Rivers, Ponds and Waterfalls

Flowing streams of water... and what are you looking for?

Our mirror-like lakes, fish ponds and reservoirs are deep, and people churn the calm surface of the water with their activities. Be careful, though, as there are some bodies of water that may trick you!

Who hasn’t heard of Máchovo jezero (Mácha’s Lake), which is actually a fish pond – in fact, it’s the biggest pond in North Bohemia. Thanks to King Charles IV, crowds of people can enjoy swimming, boat trips or going to the aquapark there.

The second biggest pond in Bohemian Paradise is Komárovský Pond, situated beneath the towering Sokolka rock massif. The most beautiful pond is the picturesque Věžák with its sandstone rocks sticking above the surface. Other lovely ponds are just a short distance from Věžák: Krčák, Vidlák, Nebák, Hrudka, Rokytňák, Dolský and Podsemínský.

Located below igneous hills in a picturesque countryside are Holanské Ponds, a set of 23 fish ponds whose water is brought in by Bobří Creek. Jinolické Ponds are made up of three bodies of water:  Oborský, Němeček and the smallest one with a peculiar name, Vražda (Murder). 

It’s not too difficult to guess how this couple of lakes, Malý (Small) and Velký (Large) Písečák (Sandstone Lake) emerged – sandstone mining. The peat lake Jezírko pod Táborem, which is home to rare species of aquatic and marsh plants, was artificially created. The flooded lignite mining pit, Kristýna Lake, provides a diverse range of uses.

The Liberec Region also has a large number of reservoirs. The youngest and largest is Josefův Důl; others include Harcov, Mšeno, Labská, Bedřichov, Fojtka, Mlýnice, U Naděje and Souš – the neighbour of the breached-dam Desná Reservoir on the Bílá Desná River.  In September 1916, a year after it opened, the structure above the village of Desná v Jizerských horách, built at 806 metres above sea level, collapsed, and swept away a part of the village. The flash flood killed 65 people and left behind wreckage where 29 houses and 11 glass grinding shops were destroyed. The ill-suited technology of the structure gave way to safer calculations being made when later reservoirs were designed. The unique remains were registered as a place of cultural heritage in 1996.

You can bear witness to the springs of some rivers, such as the spring of the Nisa, which even has its own plaque. One of the most water-rich springs in central Europe is the spring of Ploučnice, emerging from the bottom of a small natural pool. According to legend, Dr Kittel – the Faust of North Bohemia – made a pact with the Devil at Potoční studna, the springs of Žernovník Creek. He is said to have his sight healed here, and used the local water to heal others, too.

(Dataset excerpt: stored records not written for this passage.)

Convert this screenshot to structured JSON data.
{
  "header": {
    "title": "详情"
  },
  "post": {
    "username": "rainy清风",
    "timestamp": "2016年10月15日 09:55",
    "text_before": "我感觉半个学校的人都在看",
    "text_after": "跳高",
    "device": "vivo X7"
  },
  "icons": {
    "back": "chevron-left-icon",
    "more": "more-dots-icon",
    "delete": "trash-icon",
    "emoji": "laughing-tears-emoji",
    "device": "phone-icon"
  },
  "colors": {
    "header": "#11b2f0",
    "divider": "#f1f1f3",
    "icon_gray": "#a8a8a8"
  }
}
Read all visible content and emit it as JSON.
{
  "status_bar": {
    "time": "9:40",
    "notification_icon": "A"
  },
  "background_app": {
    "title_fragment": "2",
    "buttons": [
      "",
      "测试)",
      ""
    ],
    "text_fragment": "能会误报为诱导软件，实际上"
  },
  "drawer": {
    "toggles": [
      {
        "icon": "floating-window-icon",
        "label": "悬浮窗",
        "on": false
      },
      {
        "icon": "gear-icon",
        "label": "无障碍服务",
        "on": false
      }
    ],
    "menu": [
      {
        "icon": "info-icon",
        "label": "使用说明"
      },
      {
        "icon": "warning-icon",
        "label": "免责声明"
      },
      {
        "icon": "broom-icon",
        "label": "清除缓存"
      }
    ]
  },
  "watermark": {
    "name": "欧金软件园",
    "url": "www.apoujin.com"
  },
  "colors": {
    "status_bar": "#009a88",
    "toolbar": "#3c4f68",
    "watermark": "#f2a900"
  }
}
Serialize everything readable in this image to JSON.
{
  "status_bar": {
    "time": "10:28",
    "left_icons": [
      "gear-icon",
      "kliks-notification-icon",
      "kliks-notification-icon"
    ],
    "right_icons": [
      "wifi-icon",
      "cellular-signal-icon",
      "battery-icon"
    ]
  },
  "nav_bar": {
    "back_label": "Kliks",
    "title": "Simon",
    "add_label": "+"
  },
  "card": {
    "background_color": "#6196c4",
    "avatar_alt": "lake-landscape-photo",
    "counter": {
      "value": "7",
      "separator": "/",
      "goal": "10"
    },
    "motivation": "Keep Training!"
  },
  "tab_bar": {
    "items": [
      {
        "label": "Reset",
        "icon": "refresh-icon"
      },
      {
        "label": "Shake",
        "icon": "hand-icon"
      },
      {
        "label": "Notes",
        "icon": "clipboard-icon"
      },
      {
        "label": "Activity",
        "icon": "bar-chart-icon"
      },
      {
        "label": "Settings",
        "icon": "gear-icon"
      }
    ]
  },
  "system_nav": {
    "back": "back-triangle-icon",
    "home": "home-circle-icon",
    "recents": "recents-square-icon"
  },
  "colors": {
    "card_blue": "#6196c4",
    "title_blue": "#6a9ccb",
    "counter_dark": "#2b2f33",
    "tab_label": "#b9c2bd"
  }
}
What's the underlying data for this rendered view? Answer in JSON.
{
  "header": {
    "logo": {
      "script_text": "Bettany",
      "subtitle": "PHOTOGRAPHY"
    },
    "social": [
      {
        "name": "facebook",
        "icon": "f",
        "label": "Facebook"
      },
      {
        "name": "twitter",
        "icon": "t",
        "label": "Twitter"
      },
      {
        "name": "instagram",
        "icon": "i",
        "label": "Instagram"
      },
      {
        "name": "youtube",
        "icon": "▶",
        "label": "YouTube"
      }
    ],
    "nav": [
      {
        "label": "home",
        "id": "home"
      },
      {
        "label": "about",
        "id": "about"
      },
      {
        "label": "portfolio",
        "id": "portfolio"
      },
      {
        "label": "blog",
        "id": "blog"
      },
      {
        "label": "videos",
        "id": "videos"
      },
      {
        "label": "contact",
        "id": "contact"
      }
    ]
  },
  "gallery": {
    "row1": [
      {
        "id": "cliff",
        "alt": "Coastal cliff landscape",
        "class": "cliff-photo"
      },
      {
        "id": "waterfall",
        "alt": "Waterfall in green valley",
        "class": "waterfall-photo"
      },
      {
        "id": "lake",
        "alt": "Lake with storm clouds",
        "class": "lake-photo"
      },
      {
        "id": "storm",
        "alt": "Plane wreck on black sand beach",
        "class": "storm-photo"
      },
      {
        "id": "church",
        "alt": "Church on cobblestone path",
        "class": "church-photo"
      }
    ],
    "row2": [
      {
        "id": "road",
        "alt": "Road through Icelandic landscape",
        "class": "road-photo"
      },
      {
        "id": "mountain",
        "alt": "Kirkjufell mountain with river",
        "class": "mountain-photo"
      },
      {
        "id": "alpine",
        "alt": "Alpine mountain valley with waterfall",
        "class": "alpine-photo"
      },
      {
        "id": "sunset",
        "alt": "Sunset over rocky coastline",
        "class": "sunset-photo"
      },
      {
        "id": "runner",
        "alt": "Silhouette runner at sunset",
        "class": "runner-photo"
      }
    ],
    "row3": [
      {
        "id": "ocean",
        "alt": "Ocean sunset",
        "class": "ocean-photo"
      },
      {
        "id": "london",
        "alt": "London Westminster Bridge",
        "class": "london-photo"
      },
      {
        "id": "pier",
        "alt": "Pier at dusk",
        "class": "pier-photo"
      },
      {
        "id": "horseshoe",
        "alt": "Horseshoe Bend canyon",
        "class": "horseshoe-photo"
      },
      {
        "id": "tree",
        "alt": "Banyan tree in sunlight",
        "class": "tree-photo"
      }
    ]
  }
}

The natural wells – ancient mirrors of the stars and hikers alike – entice you to stop by. One of them is the Mordýřská (Murderer) well in the woods, whose name clearly gives away that some kind of tragedy had taken place there. Another one is Zdislavina (Zdislava’s) well beneath the Lemberk Chateau, near which you’ll find a dark lake symbolizing dead water, in stark contrast to the healing waters of the spring.

The Jizera River between Malá Skála and Turnov is popular with recreational canoeists, whereas the gully between Horní Sytová and the confluence with the Mumlava is full of white water rafting lovers each spring. Both fish and fishermen love this clean river, too. 

The Velký Štolpich River wildly rushes down, leaping over rocks through the deep valley, which is firmly enclosed by hillsides. From a footbridge or viewing platform in the steepest part, you can see a string of rapids and waterfalls which merge into one when there is enough water. The most waterfalls in this country are to be found in the Giant Mountains. The Mumlavský (Mumlava) Waterfall is formed by a cascade of granite blocks, and the wild water falls from the height of 10 metres. Winter magically transforms it into an original icefall. The Jedlové Waterfalls, which are almost perfectly vertical, are also very attractive.